Mirza Tahir Baig

Personal information
- Full name: Mirza Tahir Baig
- Born: 3 November 1999 (age 26) Sialkot, Punjab, Pakistan
- Height: 1.92 m (6 ft 4 in)
- Batting: Right-handed
- Role: Top order Batter

International information
- National side: Pakistan (2023);
- T20I debut (cap 105): 3 October 2023 v Hong Kong
- Last T20I: 7 October 2023 v Bangladesh

Domestic team information
- 2023–2025: Lahore Qalandars
- 2023: Sialkot
- 2024: Sui Northern
- 2024: Pakistan Railways
- 2025/26: Chattogram Royals

Career statistics
| Competition | T20I | LA | T20 |
| Matches | 3 | 3 | 35 |
| Runs scored | 36 | 144 | 913 |
| Batting average | 18.00 | 48.00 | 28.53 |
| 100s/50s | 0/0 | 0/1 | 0/5 |
| Top score | 32* | 95 | 80 |
| Balls bowled | 0 | 0 | 42 |
| Wickets | 0 | 0 | 1 |
| Bowling average | – | – | 61.00 |
| 5 wickets in innings | 0 | 0 | 0 |
| 10 wickets in match | – | – | – |
| Best bowling | – | – | 1/37 |
| Catches/stumpings | 1/– | 1/– | 6/– |
- Source: Cricinfo, 26 December 2025

= Mirza Tahir Baig =

Pakistani cricketer (born 1999)

Mirza Tahir Baig (Urdu:) (born 3 November 1999) is a Pakistani cricketer who plays for Pakistan national team and played for Lahore Qalandars and Sui Northern in domestic cricket as a right-handed batsman.

== Domestic and franchise career ==
Baig promoted from the Lahore Qalandars High Performance Centre (Class of 2022).

He made his Twenty20 debut for Lahore Qalandars against Multan Sultans in the 2023 Pakistan Super League. He opened with Fakhar Zaman and scored 32 off 26 balls with five boundaries during his first appearance for Lahore. In the PSL 2023 Eliminator 2, Baig gave Lahore Qalandars a brisk start in their chase of 172 against Peshawar Zalmi, striking 54 off 42 balls with seven fours and two sixes. His partnership with Fakhar Zaman laid the foundation for Lahore's comfortable win, taking them to their third PSL final in four seasons. He was declared Player of the Match.

He made his List A debut for Sui Northern Gas Pipelines Limited against Oil & Gas Development Company Limited in the President's Cup Grade-I on 11 October 2024, and hit 95 off 75 deliveries.

In the 2025 National T20 Cup group stage, Baig starred for Sialkot Region with an unbeaten 76 off 44 balls, featuring seven fours and four sixes, as his team chased down a target of 138 in just 14.3 overs.

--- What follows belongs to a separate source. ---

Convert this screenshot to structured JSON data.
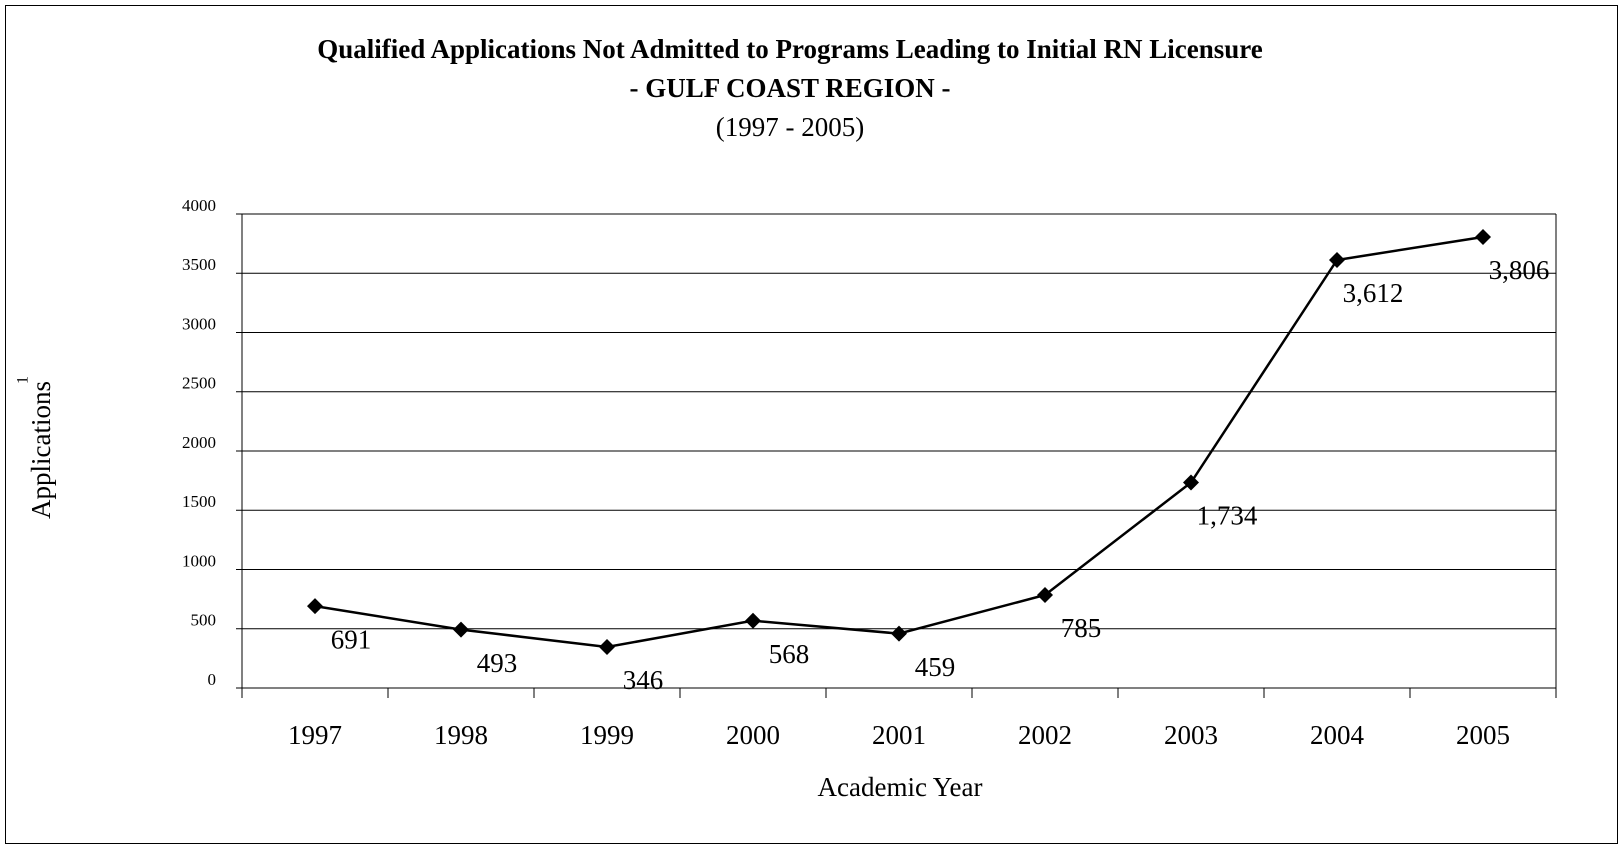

His innings powered Sialkot to top Group D and secure a place in the quarter-finals alongside Multan Region.

== International career ==
Baig made his Twenty20 International (T20I) debut against Hong Kong in the Asian Games on 3 October 2023. In Pakistan's bronze-medal playoff against Bangladesh, Baig top-scored for his side with 32 runs off 18 balls in a rain-shortened five-over innings. Despite his efforts, Pakistan's total of 48 for 1 was chased down via the DLS method, as Bangladesh won by six wickets to claim the bronze medal.